Jeudi 15 octobre, les États membres de l'UE ont été invités à soumettre à la Commission européenne leurs plans nationaux de relance dans le cadre du Fonds de relance de l'UE, s'engageant à réformer leurs économies afin de débloquer leur part allouée de ce financement, qui sera distribué de 2021 à 2023.

Le plan, bien que revu à la baisse, reste un accord historique, qui donnera à Bruxelles le pouvoir sans précédent d'emprunter des centaines de milliards de dollars sur les marchés et de les distribuer comme soutien budgétaire aux États membres.

Pour beaucoup, la question cruciale sera de savoir s'il faut demander uniquement des subventions ou à la fois des subventions et des prêts.

« Ne pas contracter de prêts RRF n’empêche pas un État membre de recevoir des subventions », a déclaré une source proche du dossier à EURACTIV.

Dans le même temps, le Conseil peut suspendre, sur proposition de la Commission, les engagements des fonds de l'UE, y compris de la facilité de relance et de résilience de l'UE une fois qu'il est approuvé, soit lorsqu'un État membre est en déficit excessif et ne prend pas effet action pour le corriger, ou lorsqu'il est dans une procédure de déséquilibre macroéconomique et ne parvient pas deux fois à prendre les mesures recommandées

Toutefois, la suspension des fonds de redressement pour défaut de correction d’un déficit excessif ne s’applique pas maintenant, étant donné que le pacte de stabilité et de croissance est suspendu.

Néanmoins, les responsables de l'UE soulignent que les États membres doivent prêter attention à la trajectoire à moyen terme et éviter de prendre des mesures fiscales ayant un impact permanent sur l'économie.

UNIQUEMENT LES PRÊTS

Tandis que Allemagne est toujours en train d'élaborer son plan de relance, l'éducation numérique et le soutien aux régions les plus touchées par la transition énergétique font partie des priorités clés du gouvernement, car les écoles seront équipées de matériel pédagogique de haute technologie et les anciennes régions charbonnières recevront des relances pour développer leur Infrastructure.

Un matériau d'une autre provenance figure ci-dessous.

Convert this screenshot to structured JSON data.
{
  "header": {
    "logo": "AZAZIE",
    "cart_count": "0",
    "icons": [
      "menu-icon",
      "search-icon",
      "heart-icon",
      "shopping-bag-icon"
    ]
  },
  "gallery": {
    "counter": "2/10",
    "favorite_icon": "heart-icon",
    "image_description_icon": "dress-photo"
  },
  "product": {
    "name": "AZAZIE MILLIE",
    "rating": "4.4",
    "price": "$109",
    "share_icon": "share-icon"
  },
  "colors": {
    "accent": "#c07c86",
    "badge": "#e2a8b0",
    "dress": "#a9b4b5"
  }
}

« La reprise nationale du pays ne consistera probablement qu'en prêts », a déclaré un responsable gouvernemental à EURACTIV Allemagne.

UN MÉLANGE DE SUBVENTIONS ET DE PRÊTS

FranceLe gouvernement a présenté son plan de relance de 100 milliards d’euros le 3 septembre, dont 40 milliards d’euros proviendront de l’UE sous forme de subventions. Le plan français repose sur trois piliers: la relance verte (30%), la compétitivité et la cohésion.

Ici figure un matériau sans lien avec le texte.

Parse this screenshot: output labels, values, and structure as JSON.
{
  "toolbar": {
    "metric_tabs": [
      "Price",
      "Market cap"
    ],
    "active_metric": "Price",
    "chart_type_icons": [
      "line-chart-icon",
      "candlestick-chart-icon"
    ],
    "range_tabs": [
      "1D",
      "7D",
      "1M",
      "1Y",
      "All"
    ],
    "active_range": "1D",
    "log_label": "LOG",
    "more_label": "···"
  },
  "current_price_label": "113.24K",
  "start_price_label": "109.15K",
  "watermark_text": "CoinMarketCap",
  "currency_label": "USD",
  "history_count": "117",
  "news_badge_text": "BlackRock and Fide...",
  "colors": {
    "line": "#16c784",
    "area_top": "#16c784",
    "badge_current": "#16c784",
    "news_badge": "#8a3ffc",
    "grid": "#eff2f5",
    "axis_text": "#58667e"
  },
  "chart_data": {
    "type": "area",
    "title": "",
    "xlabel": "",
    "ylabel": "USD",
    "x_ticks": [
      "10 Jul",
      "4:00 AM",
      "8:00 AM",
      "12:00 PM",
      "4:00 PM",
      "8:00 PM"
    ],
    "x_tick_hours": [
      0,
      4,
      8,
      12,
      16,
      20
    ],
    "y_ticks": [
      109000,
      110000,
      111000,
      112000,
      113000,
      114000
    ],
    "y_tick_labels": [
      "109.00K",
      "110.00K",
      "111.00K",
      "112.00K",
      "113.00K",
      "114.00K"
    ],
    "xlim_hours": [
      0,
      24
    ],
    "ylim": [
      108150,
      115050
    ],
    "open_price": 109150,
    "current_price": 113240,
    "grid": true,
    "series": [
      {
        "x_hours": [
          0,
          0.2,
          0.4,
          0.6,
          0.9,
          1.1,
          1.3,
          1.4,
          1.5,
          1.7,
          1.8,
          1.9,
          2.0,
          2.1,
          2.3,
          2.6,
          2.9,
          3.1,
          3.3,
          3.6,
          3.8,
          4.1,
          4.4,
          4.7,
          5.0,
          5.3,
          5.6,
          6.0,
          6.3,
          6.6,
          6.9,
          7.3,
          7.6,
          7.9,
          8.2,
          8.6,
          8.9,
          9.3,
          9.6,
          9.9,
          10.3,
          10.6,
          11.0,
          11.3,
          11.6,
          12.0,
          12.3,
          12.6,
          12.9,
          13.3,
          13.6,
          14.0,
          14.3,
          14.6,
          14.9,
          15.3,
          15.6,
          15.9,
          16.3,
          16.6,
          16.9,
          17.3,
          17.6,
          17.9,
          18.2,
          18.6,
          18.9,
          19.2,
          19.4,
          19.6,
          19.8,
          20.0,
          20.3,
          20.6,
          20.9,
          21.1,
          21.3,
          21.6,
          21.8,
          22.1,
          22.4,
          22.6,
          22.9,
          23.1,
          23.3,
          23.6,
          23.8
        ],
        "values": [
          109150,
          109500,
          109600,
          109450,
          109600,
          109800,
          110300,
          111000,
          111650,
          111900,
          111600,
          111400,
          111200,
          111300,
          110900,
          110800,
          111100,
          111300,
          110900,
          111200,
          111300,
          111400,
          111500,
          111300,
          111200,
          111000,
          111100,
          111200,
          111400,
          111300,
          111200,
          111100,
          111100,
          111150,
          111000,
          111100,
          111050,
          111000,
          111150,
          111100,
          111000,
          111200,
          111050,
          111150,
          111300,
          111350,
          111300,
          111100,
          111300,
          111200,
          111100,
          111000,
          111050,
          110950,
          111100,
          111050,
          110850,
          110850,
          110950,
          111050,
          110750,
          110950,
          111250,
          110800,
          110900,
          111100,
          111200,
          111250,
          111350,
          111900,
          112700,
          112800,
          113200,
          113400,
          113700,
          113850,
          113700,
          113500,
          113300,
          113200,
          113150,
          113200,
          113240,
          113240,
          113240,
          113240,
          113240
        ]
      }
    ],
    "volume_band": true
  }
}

« La France ne fera probablement pas appel aux 360 milliards d'euros de prêts, car le coût du financement sur les marchés est actuellement légèrement plus élevé », a déclaré le cabinet du ministre de l'Economie Bruno Le Maire à EURACTIV France.

«Nous enverrons dans les prochains jours nos demandes de subventions pour le plan de relance et de résilience», a confirmé le cabinet.

ItalieLe plan de relance, qui a été détaillé et discuté par le Parlement en septembre, sera basé sur la totalité des fonds alloués sous forme de subventions et de prêts.

Le plan aura également six missions clés, parmi lesquelles la numérisation et l'innovation, la transition verte, la santé, les infrastructures durables, l'éducation et la recherche, l'inclusion sociale et territoriale.

«Une part importante du plan de relance sera destinée à l'emploi féminin», a déclaré mercredi le Premier ministre italien Giuseppe Conte, ajoutant que si 40% du fonds de relance ira vers une transition verte, 20% seront dirigés vers la numérisation. Les réformes des systèmes fiscal et judiciaire font également partie du plan.

Espagne recevra un total de 140 milliards d'euros, à transférer à Madrid dans les trois prochaines années, dont environ 72,7 milliards d'euros seront transférés sous forme de paiements directs, tandis qu'environ 66,3 milliards d'euros prendront la forme de prêts et de crédits, selon à des sources proches du gouvernement socialiste. Le reste proviendra des fonds de cohésion et du fonds de soutien à la décarbonisation des régions de l'UE, entre autres sources.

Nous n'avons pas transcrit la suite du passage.